Optimal Addition Sequences for Integer Multiplication
Most “modern” computers have built-in hardware for integer multiplication. Note the quotes around modern. The original IBM PC had hardware multiplication. The Sega Genesis had hardware multiplication. But older CPUs, especially embedded ones, would often leave this out. One notable example is the Zilog Z80, which was still produced until 2024 (the newer eZ80 has multiplication). The Game Boy also uses a CPU similar to a Z80, and also does not have multiplication.
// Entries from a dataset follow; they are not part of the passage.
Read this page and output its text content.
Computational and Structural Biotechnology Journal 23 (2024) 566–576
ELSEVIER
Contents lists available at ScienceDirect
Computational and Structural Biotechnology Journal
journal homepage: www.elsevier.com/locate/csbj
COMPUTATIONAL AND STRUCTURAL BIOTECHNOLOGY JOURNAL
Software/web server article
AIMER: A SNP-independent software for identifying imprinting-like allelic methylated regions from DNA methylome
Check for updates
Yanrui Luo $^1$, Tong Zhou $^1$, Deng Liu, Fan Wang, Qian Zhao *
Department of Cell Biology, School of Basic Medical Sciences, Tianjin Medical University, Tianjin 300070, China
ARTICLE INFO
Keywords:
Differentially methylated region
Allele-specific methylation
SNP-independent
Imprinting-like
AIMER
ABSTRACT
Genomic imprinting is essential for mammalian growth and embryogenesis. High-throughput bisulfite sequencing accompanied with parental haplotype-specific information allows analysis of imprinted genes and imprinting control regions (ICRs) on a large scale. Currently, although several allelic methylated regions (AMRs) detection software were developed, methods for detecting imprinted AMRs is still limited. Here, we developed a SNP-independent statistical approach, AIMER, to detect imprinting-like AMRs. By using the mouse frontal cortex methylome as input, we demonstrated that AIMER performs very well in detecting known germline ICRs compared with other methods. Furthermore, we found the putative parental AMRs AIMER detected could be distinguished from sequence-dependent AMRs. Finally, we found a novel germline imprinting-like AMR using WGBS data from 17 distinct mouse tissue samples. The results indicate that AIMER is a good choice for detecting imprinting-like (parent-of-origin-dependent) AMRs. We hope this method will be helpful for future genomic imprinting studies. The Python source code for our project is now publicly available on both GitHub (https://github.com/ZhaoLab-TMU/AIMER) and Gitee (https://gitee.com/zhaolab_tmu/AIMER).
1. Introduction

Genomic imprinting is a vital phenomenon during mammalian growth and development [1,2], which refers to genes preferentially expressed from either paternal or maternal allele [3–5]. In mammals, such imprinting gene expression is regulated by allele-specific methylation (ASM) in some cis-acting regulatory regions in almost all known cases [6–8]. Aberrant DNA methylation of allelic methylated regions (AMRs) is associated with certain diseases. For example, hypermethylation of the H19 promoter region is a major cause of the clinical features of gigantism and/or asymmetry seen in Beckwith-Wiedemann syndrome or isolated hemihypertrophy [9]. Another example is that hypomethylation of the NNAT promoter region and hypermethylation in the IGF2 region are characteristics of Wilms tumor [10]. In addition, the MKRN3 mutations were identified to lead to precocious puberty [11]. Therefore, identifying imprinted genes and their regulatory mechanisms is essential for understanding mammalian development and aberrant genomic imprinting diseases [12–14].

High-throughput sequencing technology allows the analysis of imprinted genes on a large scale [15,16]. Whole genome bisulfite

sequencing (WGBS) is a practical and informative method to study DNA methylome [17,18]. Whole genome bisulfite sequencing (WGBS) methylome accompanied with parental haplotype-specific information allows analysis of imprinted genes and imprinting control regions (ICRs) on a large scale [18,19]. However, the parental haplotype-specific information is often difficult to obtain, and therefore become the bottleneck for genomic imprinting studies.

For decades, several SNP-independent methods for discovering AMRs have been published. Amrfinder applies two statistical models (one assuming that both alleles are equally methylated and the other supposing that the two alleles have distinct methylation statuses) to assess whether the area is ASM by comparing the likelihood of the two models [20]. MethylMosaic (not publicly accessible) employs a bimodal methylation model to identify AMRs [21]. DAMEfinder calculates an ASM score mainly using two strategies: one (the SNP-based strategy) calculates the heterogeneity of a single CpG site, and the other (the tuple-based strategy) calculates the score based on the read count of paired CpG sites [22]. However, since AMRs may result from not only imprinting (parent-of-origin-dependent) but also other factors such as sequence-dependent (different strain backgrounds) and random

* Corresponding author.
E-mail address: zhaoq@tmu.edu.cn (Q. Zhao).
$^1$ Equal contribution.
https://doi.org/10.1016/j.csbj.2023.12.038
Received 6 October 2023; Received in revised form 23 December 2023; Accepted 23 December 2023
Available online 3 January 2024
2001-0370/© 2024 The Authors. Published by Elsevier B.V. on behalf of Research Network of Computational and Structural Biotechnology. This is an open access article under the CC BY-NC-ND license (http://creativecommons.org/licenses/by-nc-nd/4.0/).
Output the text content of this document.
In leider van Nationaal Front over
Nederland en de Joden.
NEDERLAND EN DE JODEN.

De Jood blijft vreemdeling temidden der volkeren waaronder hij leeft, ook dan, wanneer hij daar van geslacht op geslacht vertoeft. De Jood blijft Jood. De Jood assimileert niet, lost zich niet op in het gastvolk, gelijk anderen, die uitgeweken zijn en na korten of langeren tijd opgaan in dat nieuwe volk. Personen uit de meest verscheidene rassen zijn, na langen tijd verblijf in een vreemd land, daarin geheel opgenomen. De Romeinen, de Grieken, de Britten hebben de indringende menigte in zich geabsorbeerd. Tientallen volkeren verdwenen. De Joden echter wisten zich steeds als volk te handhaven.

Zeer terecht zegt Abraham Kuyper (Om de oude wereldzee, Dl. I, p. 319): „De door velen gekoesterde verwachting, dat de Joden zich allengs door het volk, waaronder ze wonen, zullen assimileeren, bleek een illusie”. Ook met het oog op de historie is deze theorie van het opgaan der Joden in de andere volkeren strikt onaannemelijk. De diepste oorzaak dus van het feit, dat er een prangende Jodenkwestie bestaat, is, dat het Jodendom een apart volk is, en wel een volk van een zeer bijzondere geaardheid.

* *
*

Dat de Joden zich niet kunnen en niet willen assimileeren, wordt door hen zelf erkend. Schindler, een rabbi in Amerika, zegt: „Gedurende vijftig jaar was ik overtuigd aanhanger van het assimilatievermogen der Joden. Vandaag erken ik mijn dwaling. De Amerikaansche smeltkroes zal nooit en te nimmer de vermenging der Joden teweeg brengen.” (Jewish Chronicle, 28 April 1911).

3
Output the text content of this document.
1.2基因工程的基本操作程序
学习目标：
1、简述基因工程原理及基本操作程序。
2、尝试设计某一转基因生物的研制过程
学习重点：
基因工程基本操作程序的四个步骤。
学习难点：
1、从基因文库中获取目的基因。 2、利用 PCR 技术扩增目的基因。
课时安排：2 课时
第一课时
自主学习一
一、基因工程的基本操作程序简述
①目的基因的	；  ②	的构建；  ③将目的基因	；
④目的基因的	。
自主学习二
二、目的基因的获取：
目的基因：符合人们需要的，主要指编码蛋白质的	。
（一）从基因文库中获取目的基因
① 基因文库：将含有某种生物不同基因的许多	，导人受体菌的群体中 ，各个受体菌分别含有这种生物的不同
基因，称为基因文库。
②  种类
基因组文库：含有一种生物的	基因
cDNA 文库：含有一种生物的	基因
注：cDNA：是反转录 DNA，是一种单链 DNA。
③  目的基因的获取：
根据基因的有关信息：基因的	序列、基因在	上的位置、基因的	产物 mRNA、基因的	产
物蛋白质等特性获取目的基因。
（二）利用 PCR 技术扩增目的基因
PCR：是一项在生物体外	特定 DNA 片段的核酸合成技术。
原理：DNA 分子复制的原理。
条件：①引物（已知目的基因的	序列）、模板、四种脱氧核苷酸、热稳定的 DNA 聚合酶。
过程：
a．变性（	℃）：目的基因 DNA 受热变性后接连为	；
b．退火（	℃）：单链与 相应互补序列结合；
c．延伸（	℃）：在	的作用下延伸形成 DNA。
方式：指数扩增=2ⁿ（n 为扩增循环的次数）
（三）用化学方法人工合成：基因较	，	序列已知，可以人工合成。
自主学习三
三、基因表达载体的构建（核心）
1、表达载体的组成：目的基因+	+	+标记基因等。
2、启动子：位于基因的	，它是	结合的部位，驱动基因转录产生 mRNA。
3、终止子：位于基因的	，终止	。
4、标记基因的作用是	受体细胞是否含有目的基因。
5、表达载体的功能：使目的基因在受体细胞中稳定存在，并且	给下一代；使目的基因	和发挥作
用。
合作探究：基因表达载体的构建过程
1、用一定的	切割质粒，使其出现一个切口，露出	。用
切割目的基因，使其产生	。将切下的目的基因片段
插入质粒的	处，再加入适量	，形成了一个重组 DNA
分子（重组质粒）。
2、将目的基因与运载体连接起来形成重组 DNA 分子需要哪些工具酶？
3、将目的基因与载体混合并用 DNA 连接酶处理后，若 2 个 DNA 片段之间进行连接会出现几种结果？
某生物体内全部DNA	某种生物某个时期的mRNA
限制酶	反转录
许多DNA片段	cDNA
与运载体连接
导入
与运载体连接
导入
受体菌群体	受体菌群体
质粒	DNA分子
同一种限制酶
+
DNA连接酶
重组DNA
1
But that doesn’t mean that this computers can’t multiply integers. You may remember from elementary school that you can do multiplication by repeated edition. a * 8 = a + a + a + a + a + a + a + a. This isn’t the most efficient way of doing this. You can instead do b = a + a, then c = b + b, then d = c + c. This uses 3 additions rather than 7.
You may also be familiar with using bit shifting to do this. a « n is equivalent to a * 2 ^ n, so you could use a « 3 in a single operation. This is true, but the Game Boy can only shift by 1 in a single instruction, so it isn’t actually any better than multiplication.
I wanted to write a program that found the optimal “route” to do any multiplication by a constant on a Game Boy. The rest of this post will describe how I did this.
Method
Its easier to think about this problem as addition rather than multiplication. Instead of thinking about adding together a to get a * n, you can add together 1’s to get n. This is an equivalent way of thinking about the problem, and its easier to explain. Define c(n) which is the number of additions needed to reach n.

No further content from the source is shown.